Throughout it all, Sandy never lost her spark, her wit, her thoughtfulness for her family and friends. Until the last, she wanted to know about us, how we were doing, what was new and exciting in our lives.

This past summer in the hospital, Sandy was most concerned not by her illness but by the possibility that she might have to go to a strange place, and her one fervent hope was that she might be able to go home, to be in her room, surrounded by her treasured Japanese works of art, by her and Michael's books, and by the photographs that reminded her of happier days. This wish at least was granted her, thanks for the most part to Janice's devotion and care.

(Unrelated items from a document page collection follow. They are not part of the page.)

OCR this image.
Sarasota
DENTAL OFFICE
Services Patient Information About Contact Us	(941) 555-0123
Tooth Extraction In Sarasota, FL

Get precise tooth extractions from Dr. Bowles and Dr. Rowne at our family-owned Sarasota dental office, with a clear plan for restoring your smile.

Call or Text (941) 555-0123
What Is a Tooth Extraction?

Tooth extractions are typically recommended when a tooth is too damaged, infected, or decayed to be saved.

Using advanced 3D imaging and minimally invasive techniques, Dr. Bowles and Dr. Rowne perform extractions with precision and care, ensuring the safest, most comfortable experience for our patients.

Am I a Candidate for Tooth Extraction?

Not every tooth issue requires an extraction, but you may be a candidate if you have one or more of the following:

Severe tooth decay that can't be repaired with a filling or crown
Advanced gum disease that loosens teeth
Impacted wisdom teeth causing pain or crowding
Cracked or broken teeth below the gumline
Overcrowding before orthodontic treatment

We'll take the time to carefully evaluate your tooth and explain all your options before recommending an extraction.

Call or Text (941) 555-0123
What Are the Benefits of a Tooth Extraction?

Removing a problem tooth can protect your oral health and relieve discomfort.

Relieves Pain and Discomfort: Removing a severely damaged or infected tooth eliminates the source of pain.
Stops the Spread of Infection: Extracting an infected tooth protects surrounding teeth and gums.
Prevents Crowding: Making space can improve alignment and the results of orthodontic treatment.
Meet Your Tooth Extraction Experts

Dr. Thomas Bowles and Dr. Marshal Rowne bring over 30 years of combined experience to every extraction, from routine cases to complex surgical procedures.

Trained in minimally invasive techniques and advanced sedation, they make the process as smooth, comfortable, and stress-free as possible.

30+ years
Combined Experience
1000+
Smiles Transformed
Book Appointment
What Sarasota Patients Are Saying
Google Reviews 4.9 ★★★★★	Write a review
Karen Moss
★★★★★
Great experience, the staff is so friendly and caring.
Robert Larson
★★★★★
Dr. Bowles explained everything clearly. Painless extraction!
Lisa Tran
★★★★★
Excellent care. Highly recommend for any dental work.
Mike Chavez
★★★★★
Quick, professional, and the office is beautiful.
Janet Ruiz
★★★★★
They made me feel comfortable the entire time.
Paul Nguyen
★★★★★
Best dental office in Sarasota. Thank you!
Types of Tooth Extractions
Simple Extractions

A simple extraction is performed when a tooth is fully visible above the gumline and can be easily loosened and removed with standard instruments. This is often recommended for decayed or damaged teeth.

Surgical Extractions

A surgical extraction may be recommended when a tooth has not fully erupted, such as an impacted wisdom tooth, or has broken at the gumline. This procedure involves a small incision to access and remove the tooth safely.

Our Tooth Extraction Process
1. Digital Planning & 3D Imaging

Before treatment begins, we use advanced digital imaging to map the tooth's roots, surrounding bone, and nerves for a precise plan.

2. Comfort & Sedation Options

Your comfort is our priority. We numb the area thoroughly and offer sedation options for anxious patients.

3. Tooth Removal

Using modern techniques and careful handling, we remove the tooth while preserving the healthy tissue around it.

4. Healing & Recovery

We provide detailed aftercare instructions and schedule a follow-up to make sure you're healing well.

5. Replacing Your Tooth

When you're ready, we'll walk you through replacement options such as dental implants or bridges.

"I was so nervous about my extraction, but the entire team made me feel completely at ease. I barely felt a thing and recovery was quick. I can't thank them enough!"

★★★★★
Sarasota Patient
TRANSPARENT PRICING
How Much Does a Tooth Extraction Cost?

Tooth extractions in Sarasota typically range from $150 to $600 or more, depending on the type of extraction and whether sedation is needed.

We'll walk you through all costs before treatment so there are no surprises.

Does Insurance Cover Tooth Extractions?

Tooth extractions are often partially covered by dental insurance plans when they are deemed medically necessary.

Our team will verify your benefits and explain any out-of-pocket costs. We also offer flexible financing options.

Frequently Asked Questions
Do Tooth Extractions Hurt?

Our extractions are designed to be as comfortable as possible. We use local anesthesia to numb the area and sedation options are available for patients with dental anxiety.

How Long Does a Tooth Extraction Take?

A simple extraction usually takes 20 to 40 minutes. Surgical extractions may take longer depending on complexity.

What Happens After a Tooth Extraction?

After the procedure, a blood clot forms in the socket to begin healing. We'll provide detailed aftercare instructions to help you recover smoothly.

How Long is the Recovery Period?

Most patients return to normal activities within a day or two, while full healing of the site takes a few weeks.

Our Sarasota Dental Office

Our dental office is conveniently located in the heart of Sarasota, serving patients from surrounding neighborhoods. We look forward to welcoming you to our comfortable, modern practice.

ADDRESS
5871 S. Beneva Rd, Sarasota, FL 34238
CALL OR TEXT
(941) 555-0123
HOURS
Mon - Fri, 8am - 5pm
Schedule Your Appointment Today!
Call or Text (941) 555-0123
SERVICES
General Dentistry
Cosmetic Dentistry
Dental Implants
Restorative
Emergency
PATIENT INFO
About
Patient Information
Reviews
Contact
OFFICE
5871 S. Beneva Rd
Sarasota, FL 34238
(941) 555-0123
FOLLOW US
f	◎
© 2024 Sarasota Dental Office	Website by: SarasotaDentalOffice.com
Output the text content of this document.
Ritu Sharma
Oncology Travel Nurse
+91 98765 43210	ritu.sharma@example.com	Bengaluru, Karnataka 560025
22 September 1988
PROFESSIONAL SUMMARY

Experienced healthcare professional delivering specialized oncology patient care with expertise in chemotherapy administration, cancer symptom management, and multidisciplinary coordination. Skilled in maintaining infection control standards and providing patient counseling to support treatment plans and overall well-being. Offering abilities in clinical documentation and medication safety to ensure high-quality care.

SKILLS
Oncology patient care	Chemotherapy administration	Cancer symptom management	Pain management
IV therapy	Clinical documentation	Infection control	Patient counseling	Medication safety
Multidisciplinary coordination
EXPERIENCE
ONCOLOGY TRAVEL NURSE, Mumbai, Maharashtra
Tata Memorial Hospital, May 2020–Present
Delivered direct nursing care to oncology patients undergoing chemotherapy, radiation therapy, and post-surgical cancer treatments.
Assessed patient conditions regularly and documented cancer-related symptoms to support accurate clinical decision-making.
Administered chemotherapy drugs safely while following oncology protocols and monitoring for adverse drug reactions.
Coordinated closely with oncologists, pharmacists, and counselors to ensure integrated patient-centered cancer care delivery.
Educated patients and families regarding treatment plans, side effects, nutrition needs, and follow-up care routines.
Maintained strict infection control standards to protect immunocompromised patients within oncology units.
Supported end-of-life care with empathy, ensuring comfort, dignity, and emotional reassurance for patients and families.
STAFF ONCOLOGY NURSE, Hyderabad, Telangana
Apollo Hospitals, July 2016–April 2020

Janice, you were the best sister anyone could have, and you provided Sandy with a unique reassurance and sense of comfort that allowed her to go on for as long as she could, and to live every one of her days in dignity, knowing that she was loved, knowing that she could remain at home until her strength at long last gave out.

There is much more to say, and we will have occasion to share our memories in the days, weeks and years to come. Last Tuesday, Sandy told me that her greatest fear was of being alone, and that when she would be sedated, unable to react, the doctors had told her that she would still be able to hear us speaking to her. I promised her that I would visit her every day, a promise I was able to keep.

But now, we must continue to speak to her, if only in our thoughts, so that she will know that we remember her and all the happiness and beauty that she brought into our lives, and that she is not alone.

"Eli, Eli," wrote the young Jewish poet Hannah Szenes, "Shelo yigamer le'olam - Hachol vehayam, Rishrush shel hamayim, Berak hashamayim, T'filat ha'adam."

"My God, My God, may these things never end: the sand and the sea, the rush of the water, lightning in heaven, the prayer of man."

Sandy would have identified with these words, with the sense of infinity in the elements of nature that surrounded her. Let us, in turn, add our promise that our memories of Sandy and our love for her will similarly never end.